Blood on all hands
It’s too soon to know what drove the Arizona gunman. That hasn’t stopped some from leaping to blame extreme political rhetoric on the right. Is that fair? Do others also bear some responsibility?
We rush to judgment in America as swiftly as a sunny day at a supermarket can turn into a scene of chaos, carnage, heroism and grief.
Jared Lee Loughner, who opened fire on a crowd Saturday in Tucson, Ariz., killing at least six, wounding many more, is deranged.
More coverage:
National Interest: Of course extreme right deserves some blame
Latest on the shooting from NPR
It will be a long while before we get any reliable sense of how the inchoate rage that coursed through his mind settled into a plan to assassinate a U.S. congresswoman. We may never know.
That doesn’t daunt the political capitalizers and talk-show babblers from drawing rapid, cocksure conclusions about an event whose horror has not even fully seeped into our collective conscience.
Every such tragedy leads someone, whether on the partisan left or the partisan right, to crow those most-satisfied of phrases: “See, I told you so. I was right.”
Don’t get me wrong. I think Sarah Palin, and the phalanx who follow along in her politics of envy, resentment, mockery and anger, will have much to answer for on Judgment Day. She and they have cranked up the nastiness, and tamped down the intelligence, of our national discourse.
Racing to assume a link
It’s just that I have no clue yet whether her obnoxious rhetoric had anything at all to do with the toxins that flooded young Loughner’s brain. There may be no connection, and even if one eventually proves out, it’s way too soon to assert one, or draw conclusions from it. Of course, the shootings occurred on a Saturday, and there was a whole Sunday morning to be filled with talk-show blather, so connections were being made and denied at a furious pace.
From where I sit, movement conservatives – and now their suppposedly grass-roots successors in the tea party – deserve the biggest share of blame for the out-of-control, accusatory nastiness of our political discourse, where all who disagree must be demonized, damaged and reduced to caricature.
But for a pretty long time now, movement liberals have been dishing out some nastiness themselves. They fume at the wussy politeness of moderates, urging the left to engage in the same level of no-retreat-no-prisoners behavior as the right, just for different goals.
And, folks, lest liberals have convenient amnesia, it did get stupid ugly sometimes on the left during the anti-war heat of the Bush era. The term “Nazi” was flung loosely and inanely at W. and Cheney long before most of us had ever heard of Glenn Beck.

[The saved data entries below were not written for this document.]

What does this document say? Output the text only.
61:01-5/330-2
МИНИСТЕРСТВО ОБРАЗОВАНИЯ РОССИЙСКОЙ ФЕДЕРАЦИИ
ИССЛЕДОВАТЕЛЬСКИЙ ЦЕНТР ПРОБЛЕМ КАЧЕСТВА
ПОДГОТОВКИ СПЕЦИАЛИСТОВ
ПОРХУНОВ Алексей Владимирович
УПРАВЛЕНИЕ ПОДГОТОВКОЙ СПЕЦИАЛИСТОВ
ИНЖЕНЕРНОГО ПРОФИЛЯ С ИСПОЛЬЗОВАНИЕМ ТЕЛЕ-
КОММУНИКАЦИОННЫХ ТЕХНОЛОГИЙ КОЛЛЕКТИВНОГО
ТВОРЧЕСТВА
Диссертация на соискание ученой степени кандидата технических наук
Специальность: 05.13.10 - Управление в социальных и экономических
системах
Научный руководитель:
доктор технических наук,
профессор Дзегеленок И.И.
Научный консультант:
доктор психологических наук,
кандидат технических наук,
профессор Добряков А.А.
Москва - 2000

That’s why I dug up the photo above, taken at an anti-war rally in Los Angeles in 2004. Pretty bad, huh?
I use that image as part of a powerpoint presentation I give sometimes, about how we all have some learning and contrition to do if we want a truly civil national conversation.
Idiocy begets idiocy
Point is, it’s pointless to tote up the sins of one side, no matter how grievous, while ignoring the sins of the other. Politicis is Newtownian; for each action, there is an equal and opposite reaction. Each time someone who claims to favor civility and abhor violence engages in the kind of brutal stupidity represented by that “bleeding Bush” poster, it gives license to the idiots on the other side of the divide to ratchet up their own poisonous nonsense.
Wishing Rush Limbaugh a heart attack is no better than wishing some liberal icon ill.

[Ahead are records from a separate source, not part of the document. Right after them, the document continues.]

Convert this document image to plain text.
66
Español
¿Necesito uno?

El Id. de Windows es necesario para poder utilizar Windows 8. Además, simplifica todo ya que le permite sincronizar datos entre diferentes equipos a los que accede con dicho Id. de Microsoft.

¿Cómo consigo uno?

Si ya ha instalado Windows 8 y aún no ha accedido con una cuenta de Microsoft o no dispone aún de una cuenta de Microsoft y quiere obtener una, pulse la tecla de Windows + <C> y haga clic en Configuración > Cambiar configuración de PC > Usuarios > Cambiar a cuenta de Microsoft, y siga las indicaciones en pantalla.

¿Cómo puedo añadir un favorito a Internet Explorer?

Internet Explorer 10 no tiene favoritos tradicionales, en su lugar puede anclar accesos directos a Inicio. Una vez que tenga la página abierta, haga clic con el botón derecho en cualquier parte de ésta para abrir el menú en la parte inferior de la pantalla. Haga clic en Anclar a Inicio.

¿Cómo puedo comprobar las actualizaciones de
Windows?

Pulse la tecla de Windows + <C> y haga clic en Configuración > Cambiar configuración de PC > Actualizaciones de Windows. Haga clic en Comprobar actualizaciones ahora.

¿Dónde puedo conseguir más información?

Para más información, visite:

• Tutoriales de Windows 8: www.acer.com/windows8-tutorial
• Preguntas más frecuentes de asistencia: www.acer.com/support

It’s worse in a way, when it comes from people who claim to know better.
So, while I certainly hope some razor-tongued activists on the right will spend a sleepless nights of guilty self-examination thinking about Tucson, I would not want any of us to feel exempt.

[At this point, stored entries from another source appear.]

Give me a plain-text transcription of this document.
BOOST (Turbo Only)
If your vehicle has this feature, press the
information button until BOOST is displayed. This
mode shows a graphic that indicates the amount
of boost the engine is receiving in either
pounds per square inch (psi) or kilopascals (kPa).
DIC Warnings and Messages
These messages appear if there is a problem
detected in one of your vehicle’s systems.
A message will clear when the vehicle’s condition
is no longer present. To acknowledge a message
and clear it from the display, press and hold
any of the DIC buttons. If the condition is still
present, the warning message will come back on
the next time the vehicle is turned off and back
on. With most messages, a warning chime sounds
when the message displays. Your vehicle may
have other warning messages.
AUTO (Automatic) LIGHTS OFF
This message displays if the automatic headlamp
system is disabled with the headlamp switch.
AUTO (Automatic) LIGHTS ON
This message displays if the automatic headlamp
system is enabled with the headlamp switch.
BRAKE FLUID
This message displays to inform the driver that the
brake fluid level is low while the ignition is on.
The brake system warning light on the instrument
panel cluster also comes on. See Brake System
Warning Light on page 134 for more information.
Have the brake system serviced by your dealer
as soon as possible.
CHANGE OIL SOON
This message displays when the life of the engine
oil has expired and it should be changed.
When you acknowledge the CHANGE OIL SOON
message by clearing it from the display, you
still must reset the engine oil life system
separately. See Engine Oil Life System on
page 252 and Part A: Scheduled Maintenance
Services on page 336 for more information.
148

Each one of us has demonized disagreement, has treated someone who happens to vote the wrong way as less than fully human, fully deserving of dignity. We all have, as Daniel Moynihan would put it, helped “define deviance down,” helped make toxic rhetoric seem normal.
All of us who believe that handguns are too easily available in this land, too easily sold to tormented, volatile souls like Loughner, also should examine our consciences. Why are guns still so available, when the toll that this policy takes is so bloodily vivid?
Listen more, lobby less
It can only be because we do not work as hard to uphold our values as the other side does to promote its views. It can only be because we have not listened with enough respect, enough patience to the voices of those who own guns, but may not subscribe to the NRA’s line. Our failure to hear them, to distinguish them from the hard-liners, to talk with them about the midway points where we might be able to meet and make some useful changes – well, that drives them into the NRA camp.
And that puts blood on our hands, too. We simply have not done what apostles of less violence should do as a matter of course: Reach out in mildness and friendship, not insults and anger.
Please, please, for the memory of the dead, for the sake of the wounded survivors, and all of their families, let us not mindlessly exploit this anguish for pat partisan purpose.
Because our penchant for doing that is partly why these awful moments of sunshine shattered by gunfire keep happening.
And why, to America’s everlasting shame, they never lead to real change.